New Parliament Building | Parliament of India

India has a Magnificent Parliament!

The power of the Indian democratic system manifests in our Parliament, which weathered the Indian freedom struggle from colonial rule and witnessed many historical milestones. The existing building served as independent India’s first Parliament and witnessed the adoption of the Constitution of India. Thus, conserving and rejuvenating the rich heritage of the Parliament Building is a matter of national importance. An icon of India’s democratic spirit, the Parliament Building sits at the heart of Central Vista. India’s present Parliament House is a colonial-era building designed by British architects Sir Edwin Lutyens and Herbert Baker, which took six years to construct (1921-1927). Originally called the Council House, the building housed the Imperial Legislative Council. The Parliament Building witnessed the addition of two floors in 1956 to address the demand for more space. In 2006, the Parliament Museum was added to showcase the 2,500 years of rich democratic heritage of India. The building had to be modified to a large extent to suit the purpose of a modern Parliament.

Parliament of India

Blueprint for the Council House

After initial deliberations about the shape of the building, a circular shape was finalized by both the architects, Herbert Baker and Sir Edwin Lutyens as that would give the feel of a colosseum design for the Council House. It is popularly believed that the unique circular shape of the Chausath Yogini temple in Morena, (Madhya Pradesh) had inspired the design of the Council House, though there are no historical proofs for this.

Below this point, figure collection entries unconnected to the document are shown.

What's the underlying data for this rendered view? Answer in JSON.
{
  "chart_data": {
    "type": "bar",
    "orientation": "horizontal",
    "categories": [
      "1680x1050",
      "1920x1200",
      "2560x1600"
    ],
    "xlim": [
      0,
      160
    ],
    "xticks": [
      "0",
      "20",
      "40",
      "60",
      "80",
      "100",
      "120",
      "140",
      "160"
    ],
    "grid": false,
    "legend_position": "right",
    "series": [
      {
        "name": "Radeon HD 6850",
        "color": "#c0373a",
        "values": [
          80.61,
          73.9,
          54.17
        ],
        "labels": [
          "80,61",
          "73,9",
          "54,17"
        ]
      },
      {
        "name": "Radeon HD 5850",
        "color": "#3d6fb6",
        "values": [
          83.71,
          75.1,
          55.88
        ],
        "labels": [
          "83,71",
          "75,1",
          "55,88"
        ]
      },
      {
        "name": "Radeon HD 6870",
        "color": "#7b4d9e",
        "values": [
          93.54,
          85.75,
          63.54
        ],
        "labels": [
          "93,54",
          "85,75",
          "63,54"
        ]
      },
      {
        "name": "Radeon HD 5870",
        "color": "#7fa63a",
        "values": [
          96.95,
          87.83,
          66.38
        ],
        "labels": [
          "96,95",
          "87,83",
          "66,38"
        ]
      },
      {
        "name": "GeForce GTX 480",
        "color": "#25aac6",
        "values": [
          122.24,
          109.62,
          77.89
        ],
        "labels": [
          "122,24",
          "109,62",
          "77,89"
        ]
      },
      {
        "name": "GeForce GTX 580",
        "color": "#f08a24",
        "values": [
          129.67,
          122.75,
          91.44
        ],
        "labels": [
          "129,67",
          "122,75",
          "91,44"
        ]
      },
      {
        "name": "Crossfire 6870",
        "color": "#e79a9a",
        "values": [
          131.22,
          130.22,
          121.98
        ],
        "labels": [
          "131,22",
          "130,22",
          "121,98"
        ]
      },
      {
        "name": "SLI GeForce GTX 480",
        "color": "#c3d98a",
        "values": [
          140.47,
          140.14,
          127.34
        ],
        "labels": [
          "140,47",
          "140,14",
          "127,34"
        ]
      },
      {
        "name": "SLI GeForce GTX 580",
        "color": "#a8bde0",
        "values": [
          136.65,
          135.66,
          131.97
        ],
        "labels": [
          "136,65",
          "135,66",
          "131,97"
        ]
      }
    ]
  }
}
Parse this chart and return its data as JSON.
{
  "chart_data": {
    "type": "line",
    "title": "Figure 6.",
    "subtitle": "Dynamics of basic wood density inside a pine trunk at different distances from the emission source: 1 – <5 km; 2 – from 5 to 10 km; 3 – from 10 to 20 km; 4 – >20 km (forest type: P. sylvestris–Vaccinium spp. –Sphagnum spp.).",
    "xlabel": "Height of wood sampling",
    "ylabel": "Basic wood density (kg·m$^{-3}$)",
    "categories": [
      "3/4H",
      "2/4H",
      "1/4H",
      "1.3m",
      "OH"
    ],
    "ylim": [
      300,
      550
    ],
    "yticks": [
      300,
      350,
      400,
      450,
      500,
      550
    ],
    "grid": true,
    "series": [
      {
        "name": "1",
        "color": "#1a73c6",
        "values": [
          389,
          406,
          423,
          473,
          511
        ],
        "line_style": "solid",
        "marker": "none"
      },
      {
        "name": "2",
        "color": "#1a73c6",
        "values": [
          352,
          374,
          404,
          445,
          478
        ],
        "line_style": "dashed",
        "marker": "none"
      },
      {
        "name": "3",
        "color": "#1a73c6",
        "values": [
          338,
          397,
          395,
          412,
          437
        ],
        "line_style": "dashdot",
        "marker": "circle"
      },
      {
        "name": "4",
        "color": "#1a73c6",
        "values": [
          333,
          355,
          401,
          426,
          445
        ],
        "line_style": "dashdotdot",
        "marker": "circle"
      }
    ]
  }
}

Herbert Baker and Sir Edwin Lutyens

Need for the New Parliament Building

The Parliament House building construction was started in 1921 and commissioned in 1927. It is almost 100 years old and a Heritage Grade-I building. Over the years, the parliamentary activities and the number of people working therein and visitors have increased manifold. There is no record or document of the original design of the building. Therefore, the new constructions and modifications have been done in an ad-hoc manner. For example, two new stories constructed in 1956 over the outer circular part of the building hid the dome of the Central Hall and changed the facade of the original building. Further, the coverings of Jaali windows have reduced the natural light in the halls of two houses of the Parliament. Therefore, it is showing signs of distress and over-utilization and is not able to meet the current requirements in terms of space, amenities, and technology.

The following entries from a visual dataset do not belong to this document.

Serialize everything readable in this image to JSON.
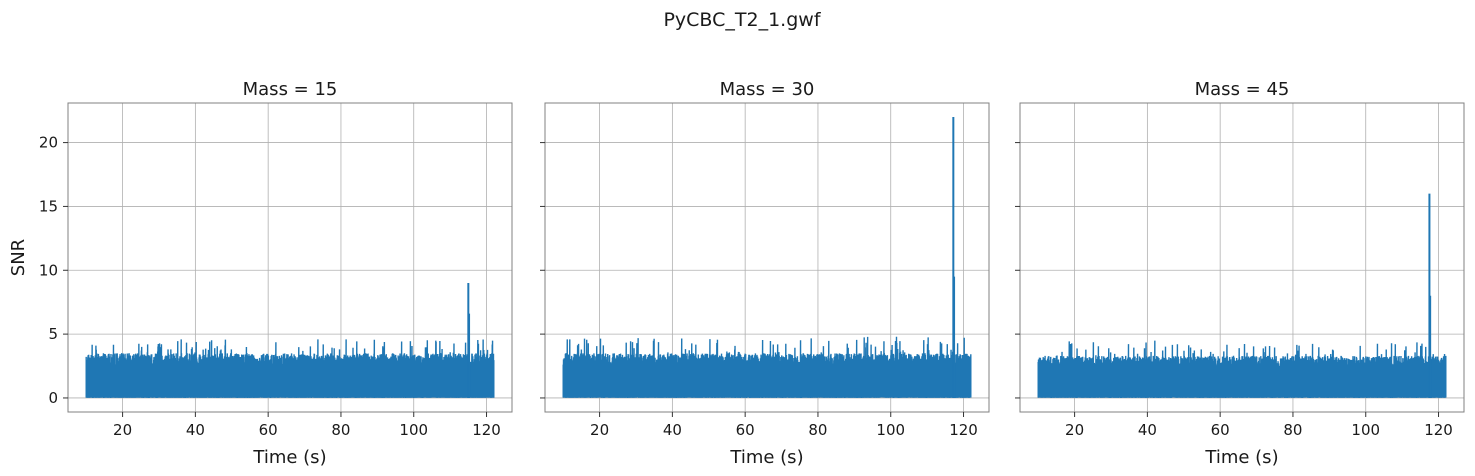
{
  "title": "PyCBC_T2_1.gwf",
  "line_color": "#1f77b4",
  "chart_data": [
    {
      "type": "line",
      "title": "Mass = 15",
      "xlabel": "Time (s)",
      "ylabel": "SNR",
      "xlim": [
        5,
        127
      ],
      "ylim": [
        -1.1,
        23.1
      ],
      "xticks": [
        20,
        40,
        60,
        80,
        100,
        120
      ],
      "yticks": [
        0,
        5,
        10,
        15,
        20
      ],
      "grid": true,
      "series": [
        {
          "x_range": [
            10,
            122
          ],
          "noise_floor_max": 3.5,
          "noise_envelope_max": 4.6,
          "peaks": [
            {
              "x": 115,
              "y": 9.0
            },
            {
              "x": 115.2,
              "y": 6.6
            }
          ]
        }
      ]
    },
    {
      "type": "line",
      "title": "Mass = 30",
      "xlabel": "Time (s)",
      "ylabel": "",
      "xlim": [
        5,
        127
      ],
      "ylim": [
        -1.1,
        23.1
      ],
      "xticks": [
        20,
        40,
        60,
        80,
        100,
        120
      ],
      "yticks": [
        0,
        5,
        10,
        15,
        20
      ],
      "grid": true,
      "series": [
        {
          "x_range": [
            10,
            122
          ],
          "noise_floor_max": 3.5,
          "noise_envelope_max": 4.8,
          "peaks": [
            {
              "x": 117.2,
              "y": 22.0
            },
            {
              "x": 117.4,
              "y": 9.5
            }
          ]
        }
      ]
    },
    {
      "type": "line",
      "title": "Mass = 45",
      "xlabel": "Time (s)",
      "ylabel": "",
      "xlim": [
        5,
        127
      ],
      "ylim": [
        -1.1,
        23.1
      ],
      "xticks": [
        20,
        40,
        60,
        80,
        100,
        120
      ],
      "yticks": [
        0,
        5,
        10,
        15,
        20
      ],
      "grid": true,
      "series": [
        {
          "x_range": [
            10,
            122
          ],
          "noise_floor_max": 3.3,
          "noise_envelope_max": 4.5,
          "peaks": [
            {
              "x": 117.5,
              "y": 16.0
            },
            {
              "x": 117.7,
              "y": 8.0
            }
          ]
        }
      ]
    }
  ]
}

Narrow Seating Space for MPs

The present building was never designed to accommodate a bicameral legislature for a full-fledged democracy. The number of Lok Sabha seats has remained unaltered at 545 based on the delimitation carried out on the basis of the 1971 Census. It is likely to increase substantially after 2026 as the freeze on the total number of seats is only till 2026. The seating arrangements are cramped and cumbersome, with no desks beyond the second row. The Central Hall has a seating capacity of only 440 persons. When the Joint Sessions are held, the problem of limited seats amplifies. Due to limited space for movement, it is also a huge security risk.